Fischer has also bashed Mormons, claiming they aren't Christians and don't deserve First Amendment protections. Romney, to his credit, took Fischer on for that assault. But Grenell's exit signals that the fundamentalist homophobes in the party are still calling the shots.

A more interesting development, to me, is what happened in Utah.

Conservative Sen. Howard Stephenson, R-Draper, is a co-host of Red Meat Radio, a program devoted to conservative causes that airs Saturday mornings on K-Talk. Last week, he spent an entire hour on bullying in the schools and the suicides that too often result from the bullying. And he did something conservative Republican legislators in Utah are usually fearful of doing.

Stephenson sided with advocates of the gay and lesbian community who believe that anti-bullying legislation and policies should protect specific victims of bullying, including gay and lesbian students.
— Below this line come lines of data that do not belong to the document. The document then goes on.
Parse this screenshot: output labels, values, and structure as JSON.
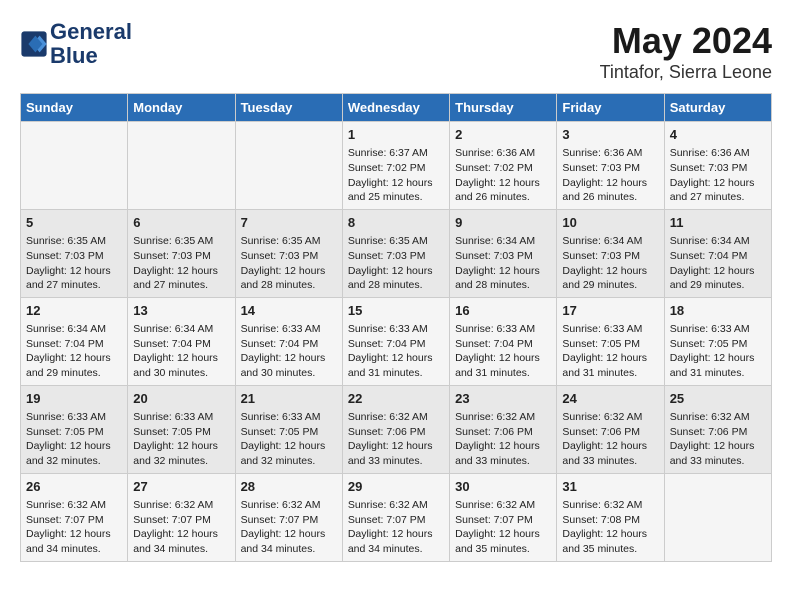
{
  "header": {
    "logo_line1": "General",
    "logo_line2": "Blue",
    "month_year": "May 2024",
    "location": "Tintafor, Sierra Leone"
  },
  "days_of_week": [
    "Sunday",
    "Monday",
    "Tuesday",
    "Wednesday",
    "Thursday",
    "Friday",
    "Saturday"
  ],
  "weeks": [
    [
      {
        "day": "",
        "content": ""
      },
      {
        "day": "",
        "content": ""
      },
      {
        "day": "",
        "content": ""
      },
      {
        "day": "1",
        "content": "Sunrise: 6:37 AM\nSunset: 7:02 PM\nDaylight: 12 hours\nand 25 minutes."
      },
      {
        "day": "2",
        "content": "Sunrise: 6:36 AM\nSunset: 7:02 PM\nDaylight: 12 hours\nand 26 minutes."
      },
      {
        "day": "3",
        "content": "Sunrise: 6:36 AM\nSunset: 7:03 PM\nDaylight: 12 hours\nand 26 minutes."
      },
      {
        "day": "4",
        "content": "Sunrise: 6:36 AM\nSunset: 7:03 PM\nDaylight: 12 hours\nand 27 minutes."
      }
    ],
    [
      {
        "day": "5",
        "content": "Sunrise: 6:35 AM\nSunset: 7:03 PM\nDaylight: 12 hours\nand 27 minutes."
      },
      {
        "day": "6",
        "content": "Sunrise: 6:35 AM\nSunset: 7:03 PM\nDaylight: 12 hours\nand 27 minutes."
      },
      {
        "day": "7",
        "content": "Sunrise: 6:35 AM\nSunset: 7:03 PM\nDaylight: 12 hours\nand 28 minutes."
      },
      {
        "day": "8",
        "content": "Sunrise: 6:35 AM\nSunset: 7:03 PM\nDaylight: 12 hours\nand 28 minutes."
      },
      {
        "day": "9",
        "content": "Sunrise: 6:34 AM\nSunset: 7:03 PM\nDaylight: 12 hours\nand 28 minutes."
      },
      {
        "day": "10",
        "content": "Sunrise: 6:34 AM\nSunset: 7:03 PM\nDaylight: 12 hours\nand 29 minutes."
      },
      {
        "day": "11",
        "content": "Sunrise: 6:34 AM\nSunset: 7:04 PM\nDaylight: 12 hours\nand 29 minutes."
      }
    ],
    [
      {
        "day": "12",
        "content": "Sunrise: 6:34 AM\nSunset: 7:04 PM\nDaylight: 12 hours\nand 29 minutes."
      },
      {
        "day": "13",
        "content": "Sunrise: 6:34 AM\nSunset: 7:04 PM\nDaylight: 12 hours\nand 30 minutes."
      },
      {
        "day": "14",
        "content": "Sunrise: 6:33 AM\nSunset: 7:04 PM\nDaylight: 12 hours\nand 30 minutes."
      },
      {
        "day": "15",
        "content": "Sunrise: 6:33 AM\nSunset: 7:04 PM\nDaylight: 12 hours\nand 31 minutes."
      },
      {
        "day": "16",
        "content": "Sunrise: 6:33 AM\nSunset: 7:04 PM\nDaylight: 12 hours\nand 31 minutes."
      },
      {
        "day": "17",
        "content": "Sunrise: 6:33 AM\nSunset: 7:05 PM\nDaylight: 12 hours\nand 31 minutes."
      },
      {
        "day": "18",
        "content": "Sunrise: 6:33 AM\nSunset: 7:05 PM\nDaylight: 12 hours\nand 31 minutes."
      }
    ],
    [
      {
        "day": "19",
        "content": "Sunrise: 6:33 AM\nSunset: 7:05 PM\nDaylight: 12 hours\nand 32 minutes."
      },
      {
        "day": "20",
        "content": "Sunrise: 6:33 AM\nSunset: 7:05 PM\nDaylight: 12 hours\nand 32 minutes."
      },
      {
        "day": "21",
        "content": "Sunrise: 6:33 AM\nSunset: 7:05 PM\nDaylight: 12 hours\nand 32 minutes."
      },
      {
        "day": "22",
        "content": "Sunrise: 6:32 AM\nSunset: 7:06 PM\nDaylight: 12 hours\nand 33 minutes."
      },
      {
        "day": "23",
        "content": "Sunrise: 6:32 AM\nSunset: 7:06 PM\nDaylight: 12 hours\nand 33 minutes."
      },
      {
        "day": "24",
        "content": "Sunrise: 6:32 AM\nSunset: 7:06 PM\nDaylight: 12 hours\nand 33 minutes."
      },
      {
        "day": "25",
        "content": "Sunrise: 6:32 AM\nSunset: 7:06 PM\nDaylight: 12 hours\nand 33 minutes."
      }
    ],
    [
      {
        "day": "26",
        "content": "Sunrise: 6:32 AM\nSunset: 7:07 PM\nDaylight: 12 hours\nand 34 minutes."
      },
      {
        "day": "27",
        "content": "Sunrise: 6:32 AM\nSunset: 7:07 PM\nDaylight: 12 hours\nand 34 minutes."
      },
      {
        "day": "28",
        "content": "Sunrise: 6:32 AM\nSunset: 7:07 PM\nDaylight: 12 hours\nand 34 minutes."
      },
      {
        "day": "29",
        "content": "Sunrise: 6:32 AM\nSunset: 7:07 PM\nDaylight: 12 hours\nand 34 minutes."
      },
      {
        "day": "30",
        "content": "Sunrise: 6:32 AM\nSunset: 7:07 PM\nDaylight: 12 hours\nand 35 minutes."
      },
      {
        "day": "31",
        "content": "Sunrise: 6:32 AM\nSunset: 7:08 PM\nDaylight: 12 hours\nand 35 minutes."
      },
      {
        "day": "",
        "content": ""
      }
    ]
  ]
}
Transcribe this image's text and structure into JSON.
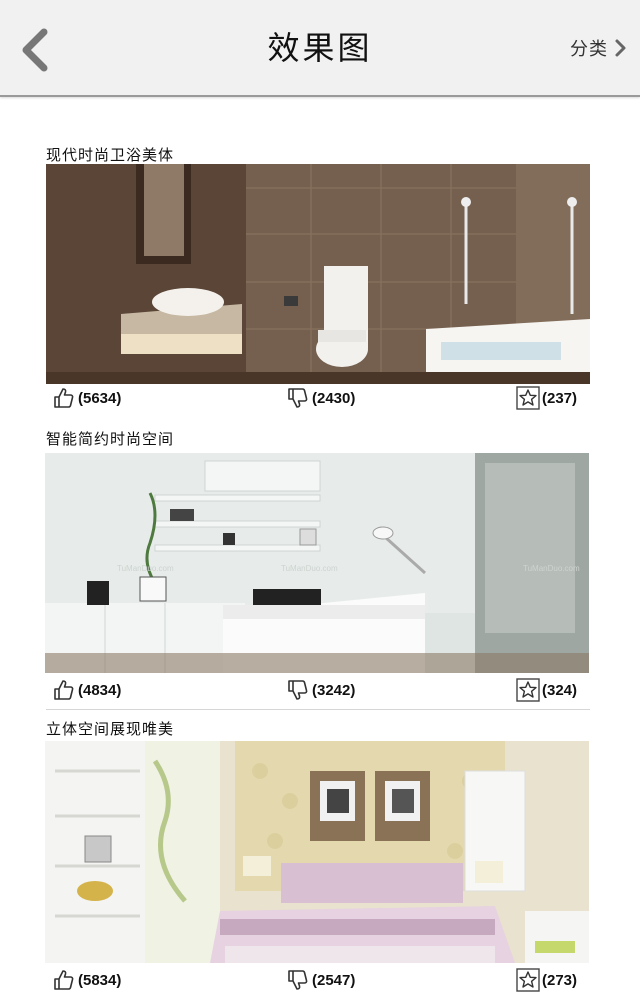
{
  "header": {
    "title": "效果图",
    "category_label": "分类"
  },
  "posts": [
    {
      "title": "现代时尚卫浴美体",
      "likes": "(5634)",
      "dislikes": "(2430)",
      "favorites": "(237)"
    },
    {
      "title": "智能简约时尚空间",
      "likes": "(4834)",
      "dislikes": "(3242)",
      "favorites": "(324)"
    },
    {
      "title": "立体空间展现唯美",
      "likes": "(5834)",
      "dislikes": "(2547)",
      "favorites": "(273)"
    }
  ]
}
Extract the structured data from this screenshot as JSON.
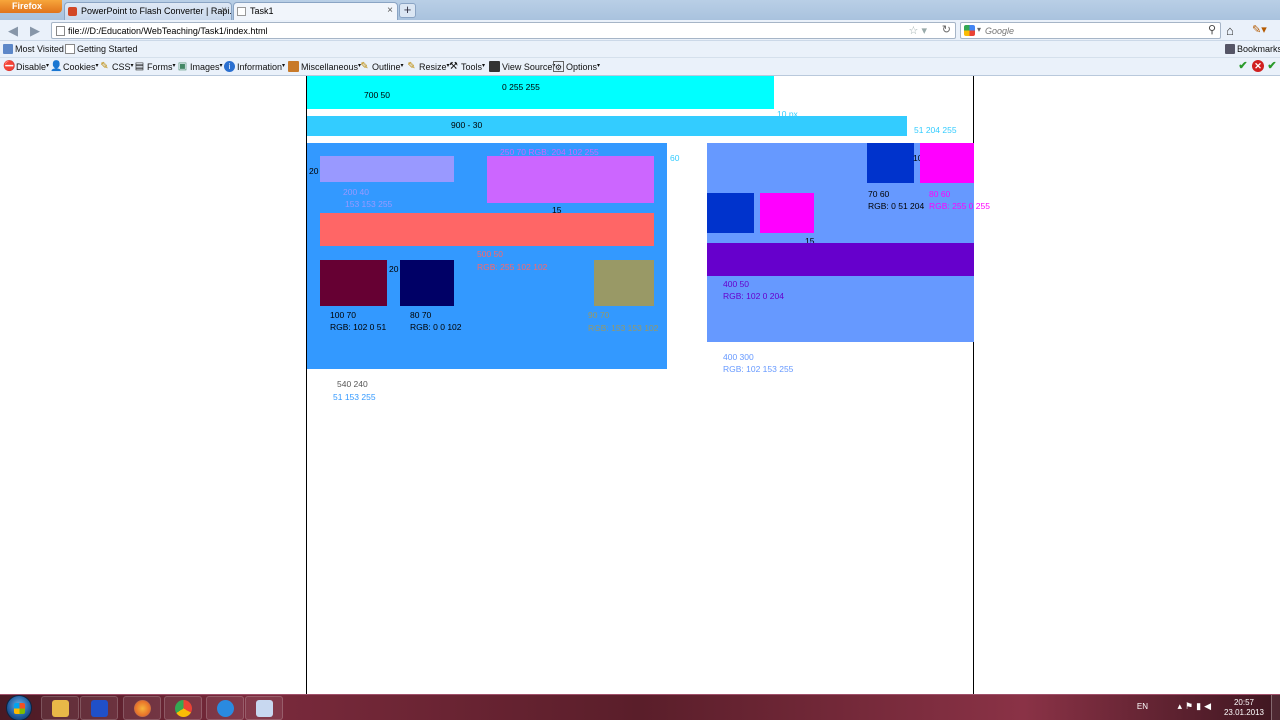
{
  "browser": {
    "menu_button": "Firefox",
    "tabs": [
      {
        "title": "PowerPoint to Flash Converter | Rapi..."
      },
      {
        "title": "Task1"
      }
    ],
    "url": "file:///D:/Education/WebTeaching/Task1/index.html",
    "search_placeholder": "Google",
    "bookmarks": [
      {
        "label": "Most Visited"
      },
      {
        "label": "Getting Started"
      }
    ],
    "bookmarks_menu": "Bookmarks",
    "devbar": [
      {
        "label": "Disable",
        "icon": "no-entry-icon"
      },
      {
        "label": "Cookies",
        "icon": "person-icon"
      },
      {
        "label": "CSS",
        "icon": "pencil-icon"
      },
      {
        "label": "Forms",
        "icon": "form-icon"
      },
      {
        "label": "Images",
        "icon": "image-icon"
      },
      {
        "label": "Information",
        "icon": "info-icon"
      },
      {
        "label": "Miscellaneous",
        "icon": "toolbox-icon"
      },
      {
        "label": "Outline",
        "icon": "pencil-icon"
      },
      {
        "label": "Resize",
        "icon": "pencil-icon"
      },
      {
        "label": "Tools",
        "icon": "tools-icon"
      },
      {
        "label": "View Source",
        "icon": "source-icon"
      },
      {
        "label": "Options",
        "icon": "options-icon"
      }
    ]
  },
  "page": {
    "labels": {
      "top_bar_rgb": "0 255 255",
      "top_bar_size": "700 50",
      "gap": "10 px",
      "second_bar_size": "900 - 30",
      "second_bar_rgb": "51 204 255",
      "left_margin": "20",
      "small_box_size": "200   40",
      "small_box_rgb": "153 153 255",
      "pink_box_info": "250 70 RGB: 204 102 255",
      "sixty": "60",
      "fifteen_left": "15",
      "red_bar_size": "500 50",
      "red_bar_rgb": "RGB: 255 102 102",
      "twenty_mid": "20",
      "maroon_size": "100 70",
      "maroon_rgb": "RGB: 102 0 51",
      "navy_size": "80 70",
      "navy_rgb": "RGB: 0 0 102",
      "olive_size": "90 70",
      "olive_rgb": "RGB: 153 153 102",
      "left_panel_size": "540 240",
      "left_panel_rgb": "51 153 255",
      "ten_right": "10",
      "blue_box_size": "70 60",
      "blue_box_rgb": "RGB: 0 51 204",
      "magenta_size": "80 60",
      "magenta_rgb": "RGB: 255 0 255",
      "fifteen_right": "15",
      "purple_size": "400 50",
      "purple_rgb": "RGB: 102 0 204",
      "right_panel_size": "400 300",
      "right_panel_rgb": "RGB: 102 153 255"
    },
    "colors": {
      "cyan": "#00ffff",
      "sky": "#33ccff",
      "left_panel": "#3399ff",
      "lavender": "#9999ff",
      "pink": "#cc66ff",
      "red": "#ff6666",
      "maroon": "#660033",
      "navy": "#000066",
      "olive": "#999966",
      "right_panel": "#6699ff",
      "blue": "#0033cc",
      "magenta": "#ff00ff",
      "purple": "#6600cc"
    }
  },
  "taskbar": {
    "apps": [
      {
        "name": "explorer",
        "color": "#e8b848"
      },
      {
        "name": "app-blue",
        "color": "#2050c8"
      },
      {
        "name": "firefox",
        "color": "#e8722a"
      },
      {
        "name": "chrome",
        "color": "#3a9a4a"
      },
      {
        "name": "internet-explorer",
        "color": "#2a8ae0"
      },
      {
        "name": "app-window",
        "color": "#c8d8f0"
      }
    ],
    "lang": "EN",
    "time": "20:57",
    "date": "23.01.2013"
  }
}
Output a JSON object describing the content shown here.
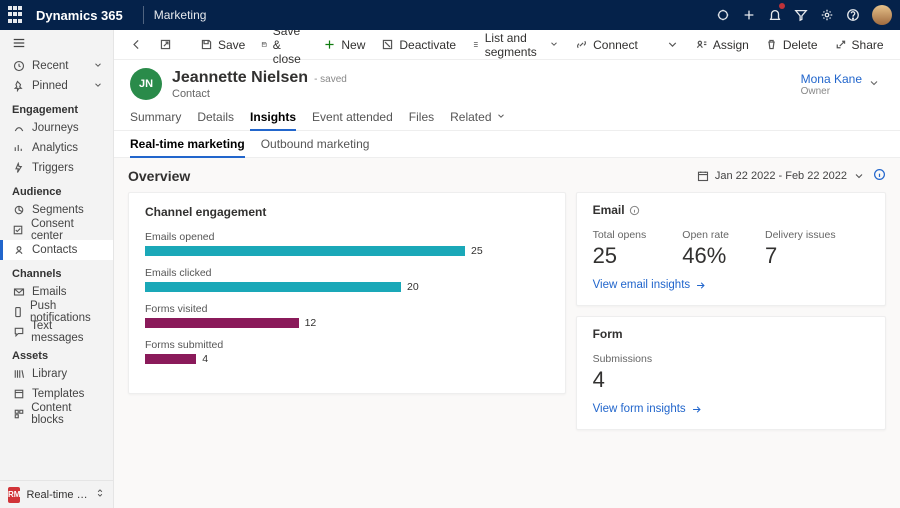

He was driven to that position, at least in part, by watching the documentary "Bullied" and becoming repulsed by the epidemic of suicides by children who have been harassed in school because they are gay or perceived as gay.

Stephenson's endorsement of a specific cloak of protection for gay and lesbian teens puts him at odds with much of his conservative base in Utah, especially Gayle Ruzicka of the Utah Eagle Forum, who has made and broken the political careers of legislators with her disciplined nest of acolytes. She usually takes to the ramparts over any kind of protection for gays and lesbians.

When Rep. Carol Spackman Moss, D-Holladay, sponsored an anti-bullying bill a few years ago, she thought she had conservative stalwart Chris Buttars as her Senate co-sponsor. He had been the director of a correctional school for troubled teens and told her he knew all too well the effects of bullying.

But he balked at including protected categories, including for gays and lesbians, telling Moss it would erode his base of support. She got another Senate sponsor, but ended up chucking the specific categories in order to get the bill passed.

The Eagle Forum, like some of the national fundamentalist groups, is constantly warning about a "gay agenda." The group was a major player in the fight against gay clubs in high schools and against laws that protected gays and lesbians from housing and employment discrimination. This year, the Eagles fought to get Utah out of the Common Core agreement with other states that developed rigorous standards in language arts and math. The reason? Fear that pro-gay concepts would somehow creep into the curriculum.

Some legislators told me they voted against the Common Core, which they actually respect, to avoid the vengeful wrath of the Ruzicka-ites. Stephenson, with his stand, is taking on that very base that has supported him in the past.